Monday, February 26, 2024

Review of The Master of Mankind by Aaron Dembski-Bowden

Meanwhile, back in the Emperor's throne room...

To date I'm twenty-two novels deep in the Horus Heresy series, yet the Emperor, the character on which the series pivots, has primarily existed offstage. Like the king in chess, his early movements have been minimal. Almost all the action in the series has been through the bishops and rooks, queens and pawns. Considering the Emperor is the piece Horus is trying to topple, the metaphor is real. Castling the rook to bring the king into the field of battle, Aaron Dembski-Bowden's The Master of Mankind (2016), 41st book in the HH series, looks to raise the series' stakes and peel back the curtain on what has been happening on Earth meanwhile.

A lot has been happening. Extending directly from the events of A Thousand Sons, The Master of Mankind takes the reader into the webways between worlds and the ongoing intrusion of Chaos there. If there were a similar scene in reality, it would be that of a mother returning home with groceries, opening the front door, and discovering a raging chaos of a dozen children—swinging from the chandeliers, throwing water balloons, drawing on the walls, etc. The Master of Mankind is exactly this, just with chaos demons and chaos space marines roaring around. This is what has been happening on Earth while the events of Isstvann III and V went down and the Imperium Secundus attempted to keep the Emperor's mission alive. The novel describes precisely what the Emperor is doing in response as he is attacked from the webways.

The Master of Mankind is supported by a couple pillars. As the reader would hope, one is the past and present of the Emperor. Featuring several flashbacks, the reader gets insight into the man's worldview and why he has been so damn quiet while Horus' rebellion rages in the universe. The second pillar is the activities of those closest to the Emperor during Horus' rebellion—the Imperial Fists led by Rogal Dorn, the Custodes, and the Silent Sisters. And the third pillar is the war raging in the webways. Magnus' folly having opened the space between realities to all manner of Chaos, a massive war rages in nether space. Titans, space marines, Mars Tech, and all other manner of fighters attempt to keep the flood at bay.

Aaron Dembski-Bowden was a good choice for the novel. His dark, brooding style puts the Emperor in an appropriate light, just as his slightly obtuse prose provides interesting detail about the Emperor and his past while preventing the narrative from having too many anachronisms or potential points of conflict with canon. And when action is needed, it's there. The climax of this novel is fiery, personal, and symbolic. I will not spoil anything, but I will say Dembski-Bowden does a great job capturing the moral gray—the bittersweet—existence of the Emperor in the events that transpire.

Expressing that last idea in alternate fashion, The Master of Mankind ends up playing two roles in the series. It is both a catching up with what's happening on Terra before the action of the Horus Heresy series switches there, but it's likewise a prequel, a view to the Warhammer universe before the Horus Heresy. A couple of the key elements that readers versed in the 40k universe know well have their origins explained. I will not spoil things here, but I can say their origins are fitting. Respect to canon is given while evolving the HH.

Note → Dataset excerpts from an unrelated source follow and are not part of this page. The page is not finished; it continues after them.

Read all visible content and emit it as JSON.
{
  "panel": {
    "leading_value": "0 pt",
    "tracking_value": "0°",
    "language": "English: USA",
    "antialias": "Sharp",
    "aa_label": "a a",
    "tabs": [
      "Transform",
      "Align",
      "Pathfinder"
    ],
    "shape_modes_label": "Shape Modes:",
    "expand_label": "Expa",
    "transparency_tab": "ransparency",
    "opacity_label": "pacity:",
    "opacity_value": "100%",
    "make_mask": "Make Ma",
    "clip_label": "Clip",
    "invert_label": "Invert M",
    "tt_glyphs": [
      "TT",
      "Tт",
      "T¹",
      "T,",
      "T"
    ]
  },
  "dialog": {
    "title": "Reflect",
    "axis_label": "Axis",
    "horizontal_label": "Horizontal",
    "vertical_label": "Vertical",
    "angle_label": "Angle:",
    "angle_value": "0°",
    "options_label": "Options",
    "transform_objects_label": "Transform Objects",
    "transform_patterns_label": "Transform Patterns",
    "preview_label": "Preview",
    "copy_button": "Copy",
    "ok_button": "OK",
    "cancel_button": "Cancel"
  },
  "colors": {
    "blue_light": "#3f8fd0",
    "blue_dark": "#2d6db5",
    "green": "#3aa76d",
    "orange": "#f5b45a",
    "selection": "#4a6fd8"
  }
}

If there are any issues with the novel, one would be the descriptions of the webways. Perhaps I missed it, but my brain struggled to picture the webways. One of the primary settings of the novel, I had difficulty imagining the space. Where battles in other HH novels are often staged with physical description (terrain, choke points, defensive fortifications, etc.), The Master of Mankind seems to lack much of this—at least to my understanding.

In the end, The Master of Mankind is a critical element of the Horus Heresy tapestry. And symbolically, it is one of the most critical elements. Readers looking for more bolter porn will likely disagree on the novel's criticality to the series considering the relative speed it moves and general character focus. But for readers who appreciate the series' architecture and underpinning concepts, particularly the role the Emperor plays in both the Heresy, the universe, and the Crusades, this is unmissable.